Nils Pooker ist seit 14 Jahren Webdesigner. Eine Zeit, in der man viel erlebt. Im plaudert der ehemalige Gemäldekopist anlässlich des bevorstehenden PHP-Summit jetzt aus dem Nähkästchen und erklärt, was Webdesigner außer einem dicken Fell noch brauchen.

image001 Nils Pooker war viele Jahre als Gemäldekopist selbstständig im Kunstbereich tätig und arbeitet seit 2001 als freier Webdesigner. Er ist Autor des Buches „Der erfolgreiche Webdesigner“ (Galileo Press). Wichtige Schwerpunkte seiner Arbeit sind die Themen Kundenkommunikation, Projektmanagement und Website-Konzeption. Im Interview spricht er über den Beruf des Webdesigners, damit verbundene Probleme und über Kunden aus der Hölle.

Frage: Nils, als selbständiger Webdesigner fühlst du dich auf allen Displaygrößen Zuhause. Oder?

Nils Pooker: Ja, das ist mittlerweile nicht nur guter Ton, Responsivität ist eine Standardanforderung für fast alle Webseiten. Natürlich muss man immer im Einzelfall prüfen, für wen welche Inhalte wie aufbereitet werden müssen. Für alle Displaygrößen, alle Systeme und alle Browser zu optimieren ist kaum zu realisieren, aber man sollte es wenigstens versuchen.

Frage: Welche technischen Herausforderungen sind die spannendsten, die in den letzten Jahren deiner Berufserfahrung hinzugekommen sind?

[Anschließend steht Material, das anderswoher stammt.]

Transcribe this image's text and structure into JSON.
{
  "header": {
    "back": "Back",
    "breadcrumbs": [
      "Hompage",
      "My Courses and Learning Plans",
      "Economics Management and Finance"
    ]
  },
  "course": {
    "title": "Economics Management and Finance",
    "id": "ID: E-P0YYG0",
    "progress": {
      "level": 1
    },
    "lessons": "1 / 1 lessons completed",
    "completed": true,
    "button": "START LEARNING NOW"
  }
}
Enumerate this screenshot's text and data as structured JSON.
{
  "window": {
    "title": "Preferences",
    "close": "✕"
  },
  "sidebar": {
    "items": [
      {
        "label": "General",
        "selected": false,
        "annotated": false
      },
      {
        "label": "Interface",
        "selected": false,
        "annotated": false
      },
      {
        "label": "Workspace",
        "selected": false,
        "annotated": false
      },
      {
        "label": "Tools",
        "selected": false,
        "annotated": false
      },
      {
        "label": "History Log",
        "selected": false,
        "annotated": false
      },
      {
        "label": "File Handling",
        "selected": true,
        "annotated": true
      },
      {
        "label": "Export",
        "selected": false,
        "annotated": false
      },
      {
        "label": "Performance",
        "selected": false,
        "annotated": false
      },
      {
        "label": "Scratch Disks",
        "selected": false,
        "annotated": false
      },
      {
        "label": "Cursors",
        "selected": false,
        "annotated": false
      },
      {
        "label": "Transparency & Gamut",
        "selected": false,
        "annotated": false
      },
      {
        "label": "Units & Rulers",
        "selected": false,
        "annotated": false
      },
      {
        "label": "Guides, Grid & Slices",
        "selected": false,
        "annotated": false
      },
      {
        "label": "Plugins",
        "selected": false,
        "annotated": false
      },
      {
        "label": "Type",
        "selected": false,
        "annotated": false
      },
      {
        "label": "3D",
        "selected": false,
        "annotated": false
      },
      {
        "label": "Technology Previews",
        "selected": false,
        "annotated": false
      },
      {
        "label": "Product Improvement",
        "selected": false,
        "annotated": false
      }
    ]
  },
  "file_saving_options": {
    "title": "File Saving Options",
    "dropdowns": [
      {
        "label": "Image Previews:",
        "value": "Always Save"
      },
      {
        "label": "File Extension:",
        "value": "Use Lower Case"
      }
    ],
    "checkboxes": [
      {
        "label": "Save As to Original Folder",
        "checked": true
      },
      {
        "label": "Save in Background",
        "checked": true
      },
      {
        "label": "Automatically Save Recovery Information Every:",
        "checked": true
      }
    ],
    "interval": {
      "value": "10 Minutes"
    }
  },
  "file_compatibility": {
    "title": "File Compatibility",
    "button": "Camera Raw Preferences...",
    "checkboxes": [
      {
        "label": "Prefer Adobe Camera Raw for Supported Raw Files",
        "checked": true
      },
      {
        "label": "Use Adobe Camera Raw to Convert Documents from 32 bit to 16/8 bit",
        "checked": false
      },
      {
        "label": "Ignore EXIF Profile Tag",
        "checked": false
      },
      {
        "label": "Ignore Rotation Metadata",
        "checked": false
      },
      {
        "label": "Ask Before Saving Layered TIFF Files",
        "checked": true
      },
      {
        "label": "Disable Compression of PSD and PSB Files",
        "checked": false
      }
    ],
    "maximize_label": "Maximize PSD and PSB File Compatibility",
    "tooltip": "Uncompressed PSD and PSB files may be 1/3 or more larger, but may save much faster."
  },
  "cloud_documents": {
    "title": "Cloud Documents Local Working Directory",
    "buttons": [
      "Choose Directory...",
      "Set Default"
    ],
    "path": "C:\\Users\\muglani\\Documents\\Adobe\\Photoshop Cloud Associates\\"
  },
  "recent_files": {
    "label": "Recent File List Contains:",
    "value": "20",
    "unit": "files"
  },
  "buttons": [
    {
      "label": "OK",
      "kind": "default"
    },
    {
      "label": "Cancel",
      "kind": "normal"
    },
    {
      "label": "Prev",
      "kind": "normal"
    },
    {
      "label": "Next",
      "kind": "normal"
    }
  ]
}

Nils Pooker: HTML5 und CSS3 waren technische Herausforderungen an die Kompetenzen der Webdesigner, aber die Herausforderungen an responsive Webseiten sind eher spannend zu nennen. Die Technik sehen weder Kunden noch Nutzer, aber mit Responsive ist wieder ein Aspekt hinzugekommen, bei dem alle mitreden wollen und von dem auch alle der festen Überzeugung sind, mitreden zu können. Das sind dann kommunikationstechnisch die echten Herausforderungen.

Frage: Sind das auch die mit dem größten Potenzial für Katastrophen?

Nils Pooker: Absolut. Auf dem Webkongress Erlangen habe ich den Zuhörern beispielsweise versucht klar zu machen, dass für Kunden die Abkürzung von Responsive Webdesign nicht RWD lautet, sondern SAIGA, denn es gilt immer nur die Prämisse „Soll auf iPhone gut aussehen“. Es muss vor allem auf dem coolen und teuren iPhone gut aussehen und die iPhone-Nutzer rufen auch an, wenn etwas nicht ihren Vorstellungen entspricht. Ganz selten hörst du etwas von der Darstellung auf Android-Smartphones. Und sollte jemals ein Kunde sagen, seine Webseite müsse auf dem Blackberry gut aussehen, dann wäre das die ultimative Thrillstory für den Kaminabend mit dem Urenkel.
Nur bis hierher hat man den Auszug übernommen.